Key Differences in Treating Data in Motion (Confluent Focus) 

By Ankita Shephali | @intelia | November 11

Introduction

In today’s age, data is omnipresent and with time we have also realised how valuable it is. We are not only consumers of data but also producers of it. Thanks to the invention of mobile technology like smartphones, tablets etc. in our tech-savvy world, an average person creates 2.5 quintillion bytes of data per day. People are not the only contributors in data creation, there are other sources of data as well such as fitness bands, sensors, trackers, banking transactions, payment processors, retail transactions, financial data, regulatory and compliance programs etc. With this huge amount of data coming in, we also need to process it in such a way that we can make sense of it, utilise it and benefit from it.

 

What is streaming data?

Data can be broadly categorised as bounded or finite data and unbounded or infinite data. In some scenarios, the nature of data is static i.e. we receive the entire data set at the start which has mostly been stored over a period of time, this type of data is termed as batch data whereas in some scenarios, the nature of data is dynamic i.e. there is continuous flow of data coming from sources that are subject to change and due to this it’s impossible to store the entire data set before the processing starts, this type of data is termed as Streaming Data. Since the streaming data is continuous, it helps to capture the events/changes as and when they occur at the source. The real-time nature of stream data allows data experts to deliver continuous insights to business users across the organisation. It helps the decision makers to react and respond to crisis events much quicker.

As businesses strive to attain an edge versus their competitors, their ability to receive, understand and act on this data in real-time is becoming ever important.
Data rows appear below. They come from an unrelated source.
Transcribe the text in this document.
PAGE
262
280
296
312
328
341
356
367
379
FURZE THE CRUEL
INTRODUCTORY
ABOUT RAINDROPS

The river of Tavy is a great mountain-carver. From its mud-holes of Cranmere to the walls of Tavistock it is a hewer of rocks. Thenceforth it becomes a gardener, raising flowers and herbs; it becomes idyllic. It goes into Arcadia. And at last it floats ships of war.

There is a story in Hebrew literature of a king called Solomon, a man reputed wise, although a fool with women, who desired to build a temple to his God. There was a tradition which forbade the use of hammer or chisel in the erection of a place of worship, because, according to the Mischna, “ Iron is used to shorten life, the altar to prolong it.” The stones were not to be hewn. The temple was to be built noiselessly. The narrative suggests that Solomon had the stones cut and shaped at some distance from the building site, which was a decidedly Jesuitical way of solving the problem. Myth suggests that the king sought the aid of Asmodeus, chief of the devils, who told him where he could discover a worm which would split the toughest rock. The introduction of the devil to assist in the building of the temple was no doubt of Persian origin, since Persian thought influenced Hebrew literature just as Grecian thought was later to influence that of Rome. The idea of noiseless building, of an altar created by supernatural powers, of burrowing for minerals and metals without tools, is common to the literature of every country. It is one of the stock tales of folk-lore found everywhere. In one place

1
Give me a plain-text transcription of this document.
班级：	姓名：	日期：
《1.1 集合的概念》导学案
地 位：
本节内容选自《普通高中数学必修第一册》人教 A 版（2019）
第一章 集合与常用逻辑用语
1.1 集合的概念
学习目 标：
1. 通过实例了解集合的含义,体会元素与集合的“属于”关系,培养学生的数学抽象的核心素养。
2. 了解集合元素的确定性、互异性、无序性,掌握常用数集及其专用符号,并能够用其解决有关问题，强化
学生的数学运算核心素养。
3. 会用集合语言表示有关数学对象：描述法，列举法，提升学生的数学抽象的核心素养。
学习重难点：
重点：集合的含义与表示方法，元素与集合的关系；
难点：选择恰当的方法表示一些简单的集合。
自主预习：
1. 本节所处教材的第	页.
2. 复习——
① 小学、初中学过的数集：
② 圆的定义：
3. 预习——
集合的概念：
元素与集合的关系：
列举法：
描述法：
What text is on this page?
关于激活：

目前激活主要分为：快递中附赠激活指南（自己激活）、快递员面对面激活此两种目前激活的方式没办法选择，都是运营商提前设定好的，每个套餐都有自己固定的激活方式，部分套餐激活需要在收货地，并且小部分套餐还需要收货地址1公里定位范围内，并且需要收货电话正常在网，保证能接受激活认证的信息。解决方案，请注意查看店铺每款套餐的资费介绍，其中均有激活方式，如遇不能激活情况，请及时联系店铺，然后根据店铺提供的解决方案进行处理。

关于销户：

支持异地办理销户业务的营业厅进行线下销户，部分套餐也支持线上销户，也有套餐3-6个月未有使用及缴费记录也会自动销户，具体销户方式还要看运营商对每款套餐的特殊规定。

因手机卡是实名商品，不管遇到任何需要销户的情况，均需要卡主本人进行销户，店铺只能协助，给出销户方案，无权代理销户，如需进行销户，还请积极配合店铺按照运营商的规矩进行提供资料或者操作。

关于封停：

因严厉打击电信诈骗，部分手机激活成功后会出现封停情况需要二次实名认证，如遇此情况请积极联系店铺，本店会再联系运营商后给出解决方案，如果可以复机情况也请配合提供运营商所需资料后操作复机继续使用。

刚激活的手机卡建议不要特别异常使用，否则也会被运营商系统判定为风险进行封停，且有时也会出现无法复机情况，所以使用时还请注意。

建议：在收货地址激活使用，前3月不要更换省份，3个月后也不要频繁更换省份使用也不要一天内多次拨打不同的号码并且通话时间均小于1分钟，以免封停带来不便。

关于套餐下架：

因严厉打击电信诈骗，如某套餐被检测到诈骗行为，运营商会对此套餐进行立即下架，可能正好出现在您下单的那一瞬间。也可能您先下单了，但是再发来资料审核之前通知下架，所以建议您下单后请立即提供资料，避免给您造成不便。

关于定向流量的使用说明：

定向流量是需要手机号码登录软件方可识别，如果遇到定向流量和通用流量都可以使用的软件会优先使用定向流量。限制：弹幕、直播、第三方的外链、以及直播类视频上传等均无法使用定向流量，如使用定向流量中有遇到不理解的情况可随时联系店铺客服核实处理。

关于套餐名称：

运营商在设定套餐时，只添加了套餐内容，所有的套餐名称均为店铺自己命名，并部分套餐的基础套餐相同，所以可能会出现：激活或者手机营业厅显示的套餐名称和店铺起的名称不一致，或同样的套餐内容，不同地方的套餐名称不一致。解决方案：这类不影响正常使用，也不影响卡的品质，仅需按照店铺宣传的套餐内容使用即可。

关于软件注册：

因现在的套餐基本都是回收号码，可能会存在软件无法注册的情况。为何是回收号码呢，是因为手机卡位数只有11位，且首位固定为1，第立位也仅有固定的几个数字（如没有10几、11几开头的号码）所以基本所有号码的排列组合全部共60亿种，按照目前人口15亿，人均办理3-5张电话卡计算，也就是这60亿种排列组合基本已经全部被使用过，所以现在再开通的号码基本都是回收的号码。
How is streaming data treated differently to batch data

As we know that both streaming and batch data are different in nature, it would be unfair to expect that we can put both in the same bracket and process it in the same way. Batch data processing requires extracting the data sets from sources, transforming to make them useful and then loading them into a destination system. Batch processing works for reporting and applications that can tolerate latency of hours or even days before data becomes available downstream. As opposed to batch data processing, streaming data pipelines are executed continuously, all the time. They consume streams of messages, apply transformations, filters, aggregations, or joins, to the messages, and publish the processed messages to another stream. Typically, streaming data pipelines are deployed with:

  • A data source connector, which takes care of extracting data change events from a data store and writing them into the stream consumed by the data pipeline
  • A data sink connector, which extracts processed messages from the stream filled by the data pipeline and publishes them to a data store

Why is Confluent a good way to deploy/utilise a streaming data solution?

There are currently a lot of data streaming platforms available in the market that facilitate ingesting, storing and analysing continuously streaming data in real-time. Confluent is one such platform. It is a complete, enterprise-grade distribution of Apache Kafka. It lets users connect, process and react to data in real-time.

At the core of Confluent Platform is Apache Kafka, the most popular open-source distributed streaming platform. The key capabilities of Kafka are:

  • Publish and subscribe to streams of records
  • Store streams of records in a fault-tolerant way
  • Process streams of records

Confluent expands the benefits of Kafka with enterprise-grade features while removing the burden of Kafka management and monitoring. By integrating historical and real-time data into a single, central source of truth, Confluent makes it easy to build an entirely new category of modern, event-driven applications, gain a universal data pipeline, and unlock powerful new use cases with full scalability, performance, and reliability. Confluent Platform lets you focus on how to derive business value from your data rather than worrying about the underlying mechanics, such as how data is being transported or integrated between disparate systems. Specifically, Confluent Platform simplifies connecting data sources to Kafka (via its inbuilt connectors to sources ranging from legacy data platforms e.g., Oracle & SQL through to next-generation and SaaS applications like Salesforce and Zendesk), building streaming applications, as well as securing, monitoring, and managing your Kafka infrastructure. Today, the Confluent Platform is used for a wide array of use cases across numerous industries, from financial services, omnichannel retail, and autonomous cars, to fraud detection, microservices, and IoT.